So, there I was, doing the long jog, approaching the halfway point (two miles), when what do I hear? Well, I'll tell you what I hear, loud and clear, being shouted from a VW bug - "Hey, fag!" Yes, in the year 2009, in Los Angeles (or Studio City), someone leaned out the window of a VW bug and yelled, "Hey, fag!" Now, perhaps seeing a sixty-one year old Jew in cutoff jeans with great legs stirred something deep inside him that was disturbing and this was his way of combatting it. Or maybe he's just another intolerant teenage asshole with a brain the size of a barbecued almond. Or maybe his parents taught him well. Whatever it is, I found it astonishing, and not in a good way. We think we've come a long way, baby, and yet people prove time and again we have a long way to go. I wish for this person a cataclysmic event in his life that will shake him to his very foundation, so that he perhaps learns what tolerance and good manners mean, and that creating positive energy brings good things and yelling, "Hey, fag" makes the world more of a cesspool than it already is. Yes, a nice, cataclysmic event for that young man is just the ticket.

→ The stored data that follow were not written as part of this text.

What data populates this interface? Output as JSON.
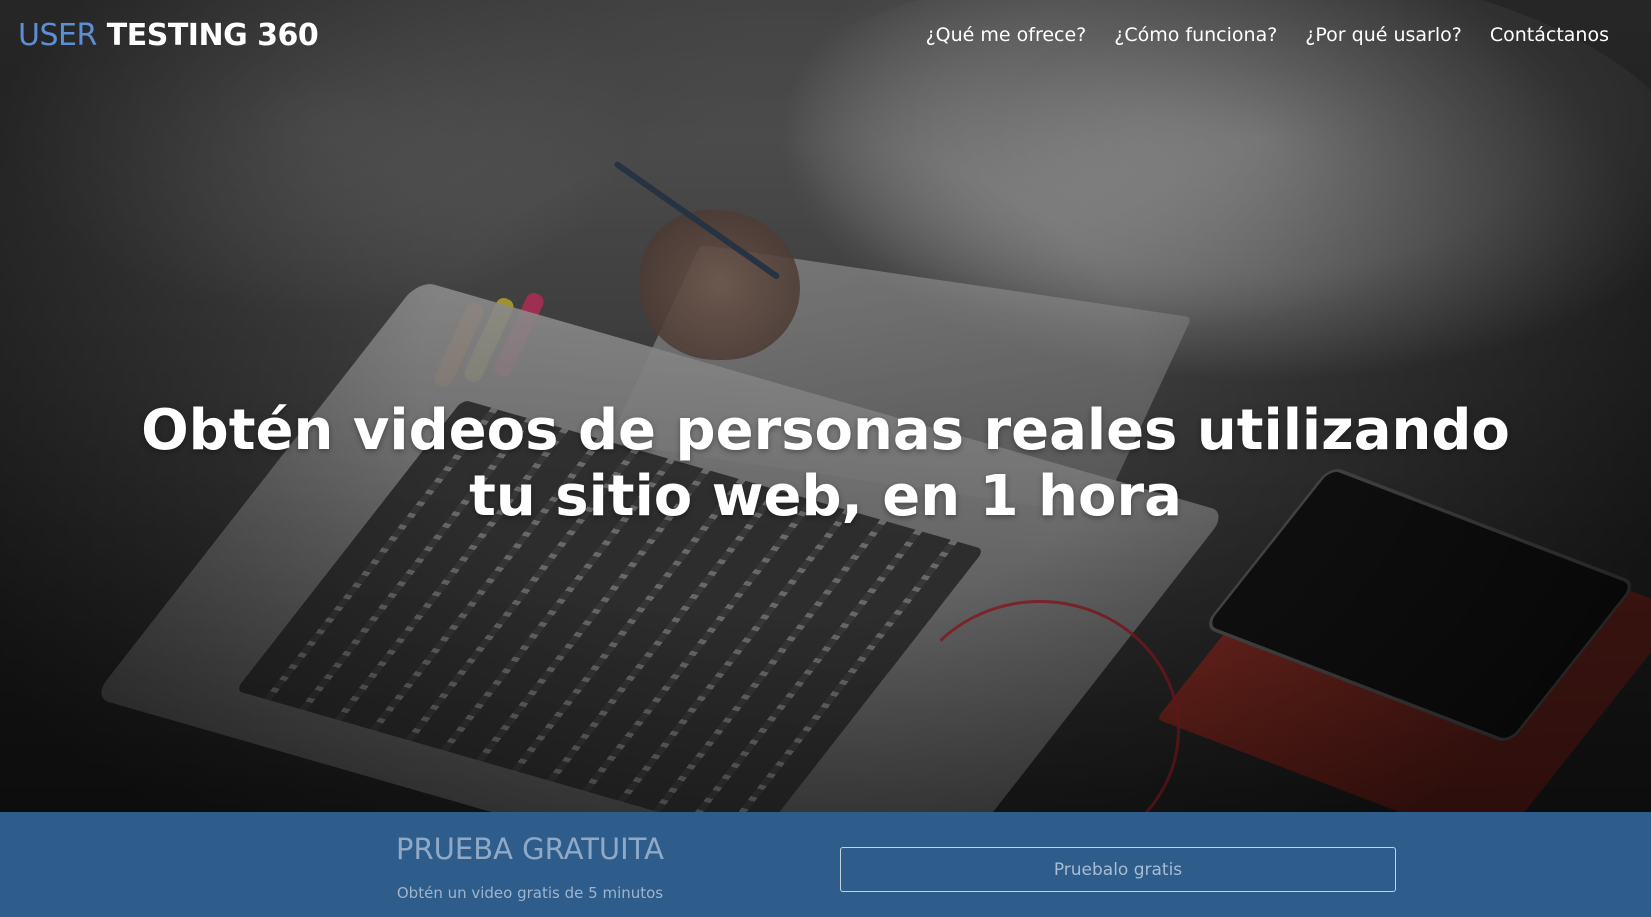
{
  "navbar": {
    "brand_part1": "USER",
    "brand_part2": "TESTING 360",
    "links": [
      {
        "label": "¿Qué me ofrece?"
      },
      {
        "label": "¿Cómo funciona?"
      },
      {
        "label": "¿Por qué usarlo?"
      },
      {
        "label": "Contáctanos"
      }
    ]
  },
  "hero": {
    "headline_line1": "Obtén videos de personas reales utilizando",
    "headline_line2": "tu sitio web, en 1 hora"
  },
  "cta": {
    "title": "PRUEBA GRATUITA",
    "subtitle": "Obtén un video gratis de 5 minutos",
    "button_label": "Pruebalo gratis"
  },
  "colors": {
    "brand_accent": "#5b8fd6",
    "cta_background": "#2e5d8c"
  }
}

Consider yourself lucky, BK. You could have been physically attacked. Anything from a thrown object, a can or bottle, to having a group jump out of the car with malice in mind.
Yeah, sure, Matthew Shepard comes to mind, but he's just the guy who got all the attention. It was going on long before, and is still happening. Exact numbers are not available. Sorry.

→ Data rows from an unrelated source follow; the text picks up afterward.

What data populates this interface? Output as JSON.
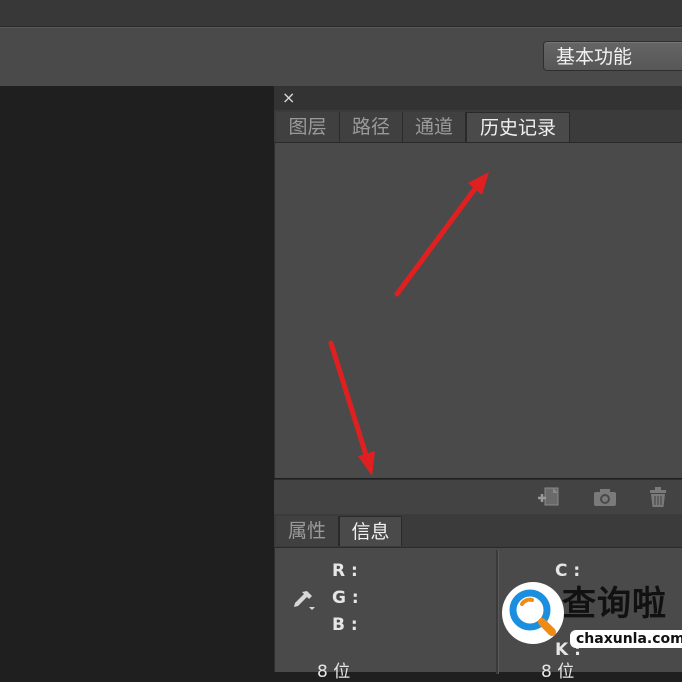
{
  "toolbar": {
    "workspace_label": "基本功能"
  },
  "panel": {
    "close_glyph": "×"
  },
  "history_panel": {
    "tabs": [
      {
        "label": "图层",
        "active": false
      },
      {
        "label": "路径",
        "active": false
      },
      {
        "label": "通道",
        "active": false
      },
      {
        "label": "历史记录",
        "active": true
      }
    ],
    "footer_icons": [
      "new-document-from-state-icon",
      "camera-snapshot-icon",
      "trash-icon"
    ]
  },
  "info_panel": {
    "tabs": [
      {
        "label": "属性",
        "active": false
      },
      {
        "label": "信息",
        "active": true
      }
    ],
    "rgb_labels": [
      "R :",
      "G :",
      "B :"
    ],
    "cmyk_labels": [
      "C :",
      "K :"
    ],
    "bit_label_left": "8 位",
    "bit_label_right": "8 位",
    "picker_icon": "eyedropper-icon"
  },
  "watermark": {
    "text": "查询啦",
    "sub": "chaxunla.com"
  },
  "annotation": {
    "arrow_color": "#e02020"
  },
  "colors": {
    "panel_bg": "#4a4a4a",
    "canvas_bg": "#1f1f1f"
  }
}
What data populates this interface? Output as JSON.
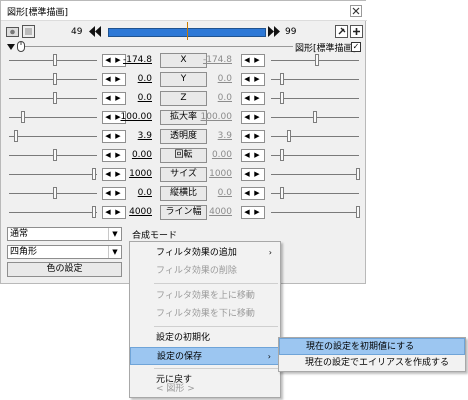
{
  "window": {
    "title": "図形[標準描画]",
    "close_glyph": "✕",
    "frame_start": "49",
    "frame_end": "99",
    "object_label": "図形[標準描画]",
    "object_checked": "✓"
  },
  "tracks": [
    {
      "name": "X",
      "left": "-174.8",
      "right": "-174.8"
    },
    {
      "name": "Y",
      "left": "0.0",
      "right": "0.0"
    },
    {
      "name": "Z",
      "left": "0.0",
      "right": "0.0"
    },
    {
      "name": "拡大率",
      "left": "100.00",
      "right": "100.00"
    },
    {
      "name": "透明度",
      "left": "3.9",
      "right": "3.9"
    },
    {
      "name": "回転",
      "left": "0.00",
      "right": "0.00"
    },
    {
      "name": "サイズ",
      "left": "1000",
      "right": "1000"
    },
    {
      "name": "縦横比",
      "left": "0.0",
      "right": "0.0"
    },
    {
      "name": "ライン幅",
      "left": "4000",
      "right": "4000"
    }
  ],
  "blend": {
    "value": "通常",
    "label": "合成モード"
  },
  "shape": {
    "value": "四角形"
  },
  "color_button": "色の設定",
  "context_menu": {
    "items": [
      {
        "label": "フィルタ効果の追加",
        "state": "enabled",
        "submenu": "›"
      },
      {
        "label": "フィルタ効果の削除",
        "state": "disabled"
      },
      {
        "label": "フィルタ効果を上に移動",
        "state": "disabled"
      },
      {
        "label": "フィルタ効果を下に移動",
        "state": "disabled"
      },
      {
        "label": "設定の初期化",
        "state": "enabled"
      },
      {
        "label": "設定の保存",
        "state": "highlighted",
        "submenu": "›"
      },
      {
        "label": "元に戻す",
        "state": "enabled"
      },
      {
        "label": "< 図形 >",
        "state": "disabled"
      }
    ]
  },
  "submenu": {
    "items": [
      {
        "label": "現在の設定を初期値にする",
        "state": "highlighted"
      },
      {
        "label": "現在の設定でエイリアスを作成する",
        "state": "enabled"
      }
    ]
  },
  "colors": {
    "timeline": "#2d78d6",
    "highlight": "#9cc6f1",
    "window_bg": "#f0f0f0"
  },
  "icons": [
    "prev-key-icon",
    "next-key-icon",
    "close-icon",
    "expand-triangle-icon",
    "mouse-icon",
    "camera-icon",
    "pin-icon",
    "dropdown-arrow-icon"
  ]
}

My turn was 28 years ago, in the building where I was living. I was jumped by a gang of six or seven, and managed to escape with just a broken nose and an impacted shoulder. Back then, we didn't have the phrase "hate crime" to cover what had happened. It was called a queer bashing, the implication being that it was my own fault somehow, because I wouldn't have been attacked if I weren't queer.
I hid the truth for a while, calling it a mugging. And then I got angry. And then I learned how to turn that anger into a different kind of strength.
Hate is a peculiar thing. What we too often forget is how good it feels, how empowering and superior, to deny those whom we hate their very humanity. And it is a terrifying thing to witness, because how does one stand up to hatred, to something so primal and lacking concern? It is so much easier to simply stand by and let it happen, to not stand up in defiance, because if one stands up to hatred one can become the target of that hatred. Did someone mention the Holocaust?
What was that different kind of strength I mentioned? I like to think of it as compassion. But would I be strong enough to step up and side with those being attacked, if I were to witness it again? I do not know.
I've said before that I avoid using the word "hate" to simply mean "dislike." We have so many other words to define aversion, distaste, or mere boredom. I reserve hate for the fearsome phenomenon that people use to justify their attacks on others.
And I wish, back in Biblical times, someone had included another commandment: Thou Shalt Not Hate.
Bows politely, steps down from soapbox, and quietly walks away.